Library / AI And Mathematics

Tensor Expression Graphs

Modern AI systems depend on matrix and tensor expressions. Those expressions can also be treated symbolically, which makes it possible to rewrite, compare, and optimize them before execution.

Tensor Perspective

Expressions Before Kernels

A tensor program can be viewed as an expression graph built from operations such as matrix multiply, elementwise multiplication, addition, transpose, normalization, and activation functions. Before those operations are lowered to kernels or compiled code, they still have algebraic structure.

That structure is useful. It allows a symbolic system to detect equivalent forms, identify fusion opportunities, and compare alternatives using a cost model that reflects shape, operation count, or execution goals.

Sym Relevance

What Sym Already Handles

Sym includes tensor-oriented operations and a tensor cost model. The codebase works with operators such as MatMul, TensorAdd, TensorMul, and Transpose, and the tests include rewrite-based fusion of expressions like:

Relu(TensorAdd(MatMul(A, B), C)) -> FusedMatMulAddRelu(A, B, C)

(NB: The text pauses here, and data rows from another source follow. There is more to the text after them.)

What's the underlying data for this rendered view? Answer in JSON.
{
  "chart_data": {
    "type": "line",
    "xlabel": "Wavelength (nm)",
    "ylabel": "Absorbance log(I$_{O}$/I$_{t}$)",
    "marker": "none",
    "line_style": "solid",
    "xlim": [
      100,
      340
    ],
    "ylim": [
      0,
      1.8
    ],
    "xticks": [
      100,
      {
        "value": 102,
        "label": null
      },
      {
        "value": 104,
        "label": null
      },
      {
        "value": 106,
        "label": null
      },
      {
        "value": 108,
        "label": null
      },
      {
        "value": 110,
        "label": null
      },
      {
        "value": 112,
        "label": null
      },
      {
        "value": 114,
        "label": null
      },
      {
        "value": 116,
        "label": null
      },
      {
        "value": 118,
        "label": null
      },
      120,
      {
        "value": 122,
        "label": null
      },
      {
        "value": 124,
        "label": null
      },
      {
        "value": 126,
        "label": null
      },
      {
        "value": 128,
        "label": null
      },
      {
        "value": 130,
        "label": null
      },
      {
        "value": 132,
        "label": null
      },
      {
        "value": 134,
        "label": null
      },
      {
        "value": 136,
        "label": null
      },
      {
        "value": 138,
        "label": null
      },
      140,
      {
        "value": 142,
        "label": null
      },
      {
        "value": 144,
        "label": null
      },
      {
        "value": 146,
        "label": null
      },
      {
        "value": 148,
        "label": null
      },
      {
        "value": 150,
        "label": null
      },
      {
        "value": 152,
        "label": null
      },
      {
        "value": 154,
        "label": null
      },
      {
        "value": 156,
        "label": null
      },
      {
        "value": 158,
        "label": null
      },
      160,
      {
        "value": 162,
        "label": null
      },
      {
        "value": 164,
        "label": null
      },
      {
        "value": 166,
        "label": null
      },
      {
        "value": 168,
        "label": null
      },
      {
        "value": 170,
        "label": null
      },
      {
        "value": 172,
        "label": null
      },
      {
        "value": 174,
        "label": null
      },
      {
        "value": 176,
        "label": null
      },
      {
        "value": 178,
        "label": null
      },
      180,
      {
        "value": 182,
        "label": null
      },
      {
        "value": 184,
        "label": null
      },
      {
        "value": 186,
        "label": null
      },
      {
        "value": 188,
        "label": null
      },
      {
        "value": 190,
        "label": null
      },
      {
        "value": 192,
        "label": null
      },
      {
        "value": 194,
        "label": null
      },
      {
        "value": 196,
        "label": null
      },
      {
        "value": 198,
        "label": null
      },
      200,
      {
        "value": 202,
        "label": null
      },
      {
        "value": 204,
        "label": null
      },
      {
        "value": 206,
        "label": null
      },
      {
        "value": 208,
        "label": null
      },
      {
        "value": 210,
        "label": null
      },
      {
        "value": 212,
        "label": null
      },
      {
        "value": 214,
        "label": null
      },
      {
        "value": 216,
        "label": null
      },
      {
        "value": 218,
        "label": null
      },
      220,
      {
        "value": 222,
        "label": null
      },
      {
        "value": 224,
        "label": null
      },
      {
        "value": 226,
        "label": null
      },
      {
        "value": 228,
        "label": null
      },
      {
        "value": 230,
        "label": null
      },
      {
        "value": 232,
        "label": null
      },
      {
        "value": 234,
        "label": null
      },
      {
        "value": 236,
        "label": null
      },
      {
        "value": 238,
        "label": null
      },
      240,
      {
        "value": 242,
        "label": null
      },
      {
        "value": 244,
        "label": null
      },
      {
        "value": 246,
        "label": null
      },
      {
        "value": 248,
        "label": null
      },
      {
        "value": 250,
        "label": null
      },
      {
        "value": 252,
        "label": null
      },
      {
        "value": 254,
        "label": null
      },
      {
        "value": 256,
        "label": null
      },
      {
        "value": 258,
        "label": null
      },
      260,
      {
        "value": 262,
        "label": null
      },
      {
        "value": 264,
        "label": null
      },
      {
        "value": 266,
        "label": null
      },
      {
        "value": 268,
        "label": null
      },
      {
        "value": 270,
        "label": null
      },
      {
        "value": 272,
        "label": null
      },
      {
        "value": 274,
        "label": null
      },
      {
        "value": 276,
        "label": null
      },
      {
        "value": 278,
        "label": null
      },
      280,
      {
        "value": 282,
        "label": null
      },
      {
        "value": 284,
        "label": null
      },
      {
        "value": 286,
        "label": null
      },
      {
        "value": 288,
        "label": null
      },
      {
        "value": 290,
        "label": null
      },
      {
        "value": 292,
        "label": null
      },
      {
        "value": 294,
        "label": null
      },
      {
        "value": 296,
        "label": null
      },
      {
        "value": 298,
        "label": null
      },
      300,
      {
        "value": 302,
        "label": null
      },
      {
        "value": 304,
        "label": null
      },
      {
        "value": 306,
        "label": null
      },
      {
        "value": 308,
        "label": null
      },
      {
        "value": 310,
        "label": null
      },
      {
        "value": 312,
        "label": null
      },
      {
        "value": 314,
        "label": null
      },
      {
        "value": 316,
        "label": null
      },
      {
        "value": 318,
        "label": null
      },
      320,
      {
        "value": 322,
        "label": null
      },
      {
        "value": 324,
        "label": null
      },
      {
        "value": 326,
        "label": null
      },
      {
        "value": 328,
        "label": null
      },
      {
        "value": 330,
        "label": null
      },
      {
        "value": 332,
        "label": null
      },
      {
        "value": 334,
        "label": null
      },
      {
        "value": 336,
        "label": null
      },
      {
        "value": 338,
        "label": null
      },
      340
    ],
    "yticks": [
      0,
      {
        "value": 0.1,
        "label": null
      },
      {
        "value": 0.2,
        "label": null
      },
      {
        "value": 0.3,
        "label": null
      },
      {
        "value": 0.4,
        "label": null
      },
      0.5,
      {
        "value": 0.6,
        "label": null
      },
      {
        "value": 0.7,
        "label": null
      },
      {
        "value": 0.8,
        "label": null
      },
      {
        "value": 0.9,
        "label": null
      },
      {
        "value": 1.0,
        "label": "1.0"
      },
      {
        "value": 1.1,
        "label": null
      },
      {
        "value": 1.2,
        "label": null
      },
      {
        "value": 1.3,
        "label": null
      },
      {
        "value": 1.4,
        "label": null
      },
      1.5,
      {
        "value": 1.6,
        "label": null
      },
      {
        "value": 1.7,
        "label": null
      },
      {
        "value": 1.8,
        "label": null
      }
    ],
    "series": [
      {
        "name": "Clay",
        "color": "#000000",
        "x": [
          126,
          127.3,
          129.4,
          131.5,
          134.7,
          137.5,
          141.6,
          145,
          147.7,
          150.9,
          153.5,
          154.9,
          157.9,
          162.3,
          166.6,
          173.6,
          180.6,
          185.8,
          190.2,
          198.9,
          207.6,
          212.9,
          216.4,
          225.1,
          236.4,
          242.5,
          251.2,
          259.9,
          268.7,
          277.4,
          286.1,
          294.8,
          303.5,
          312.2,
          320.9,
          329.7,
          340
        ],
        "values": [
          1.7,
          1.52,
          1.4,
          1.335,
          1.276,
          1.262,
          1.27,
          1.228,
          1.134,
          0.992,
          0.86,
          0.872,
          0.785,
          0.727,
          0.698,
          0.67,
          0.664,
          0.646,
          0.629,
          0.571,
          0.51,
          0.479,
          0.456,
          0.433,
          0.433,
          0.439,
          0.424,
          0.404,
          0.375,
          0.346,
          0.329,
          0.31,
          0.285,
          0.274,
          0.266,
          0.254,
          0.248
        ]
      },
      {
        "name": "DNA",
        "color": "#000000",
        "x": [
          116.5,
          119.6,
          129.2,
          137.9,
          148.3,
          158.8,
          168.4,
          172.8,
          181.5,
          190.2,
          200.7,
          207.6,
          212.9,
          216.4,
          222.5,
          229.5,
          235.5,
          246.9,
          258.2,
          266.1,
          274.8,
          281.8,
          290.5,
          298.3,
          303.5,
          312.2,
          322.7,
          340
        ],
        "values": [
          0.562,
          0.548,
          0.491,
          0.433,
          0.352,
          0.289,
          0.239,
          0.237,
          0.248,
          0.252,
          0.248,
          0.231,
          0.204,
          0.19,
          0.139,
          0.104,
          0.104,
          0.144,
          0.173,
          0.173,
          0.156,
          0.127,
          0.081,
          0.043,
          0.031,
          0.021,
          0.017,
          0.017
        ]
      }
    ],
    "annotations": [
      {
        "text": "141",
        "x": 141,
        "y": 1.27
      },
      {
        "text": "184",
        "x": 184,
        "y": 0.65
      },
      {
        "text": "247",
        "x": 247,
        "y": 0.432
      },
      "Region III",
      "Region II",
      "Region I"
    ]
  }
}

That is important in an AI context because it shows symbolic reasoning applied to the kinds of tensor equations that appear in real model pipelines.

Optimization

Why Rewrite Tensor Graphs

The same tensor computation can often be expressed in multiple equivalent ways. A rewrite system can search those alternatives and prefer one with better fusion, lower cost, or clearer structure.

That makes tensor graphs a natural target for the same kinds of techniques used in symbolic optimization more generally: rewriting, equivalence classes, and cost-guided extraction.

AI Link

Symbolic Reasoning Meets ML Infrastructure

This is one place where symbolic computation and AI overlap directly. AI uses tensor programs, and symbolic systems can reason about those programs before they become low-level execution plans.

That overlap matters because it gives symbolic methods a role in modern workloads that is concrete rather than merely historical.

Cost Models

Equivalent Forms Are Not Equally Useful

Two tensor expressions may be mathematically equivalent while differing significantly in runtime cost, memory traffic, or fusion opportunities. A symbolic optimizer therefore needs more than rewrite rules. It needs a way to compare results. That is where cost models come in. A cost model can reflect shape, operation count, extraction preference, or another domain-specific objective.

This is one reason tensor optimization fits naturally with symbolic methods. Once the expressions are represented structurally, equivalence and preference can be handled separately.

GPU Context

Why This Matters For AI Infrastructure

GPU workloads are often described operationally in terms of kernels, launches, and memory layouts. But before those implementation details take over, there is usually a higher-level tensor expression that can be reasoned about. That is the layer where symbolic optimization can detect fusion patterns, expose shared structure, and choose more efficient forms before execution is fixed.

In Sym, this shows up in a concrete way through tensor-aware operators, rule packs, and cost models. The system is already able to recognize and improve some fused tensor-style expressions, which makes it a useful example of symbolic computation meeting AI-oriented workloads.

Representation

Why Graph Form Matters Before Execution

Once a tensor computation is represented as a graph, subexpressions, dependencies, and possible fusion boundaries become visible in a way that flat code often obscures. That visibility matters for both optimization and explanation.

It also makes the connection to symbolic computation more direct: the graph is a structured object that can be rewritten and compared rather than a fixed sequence of opaque steps.

Bigger Picture

Why This Topic Belongs In The Library

Tensor expression graphs are a good example of symbolic ideas leaving the textbook and entering modern infrastructure. They show that representation, equivalence, and extraction are not only concerns for algebra systems. They matter in the optimization of real AI workloads too.

That makes this topic a bridge between the symbolic-computation section and the broader AI section.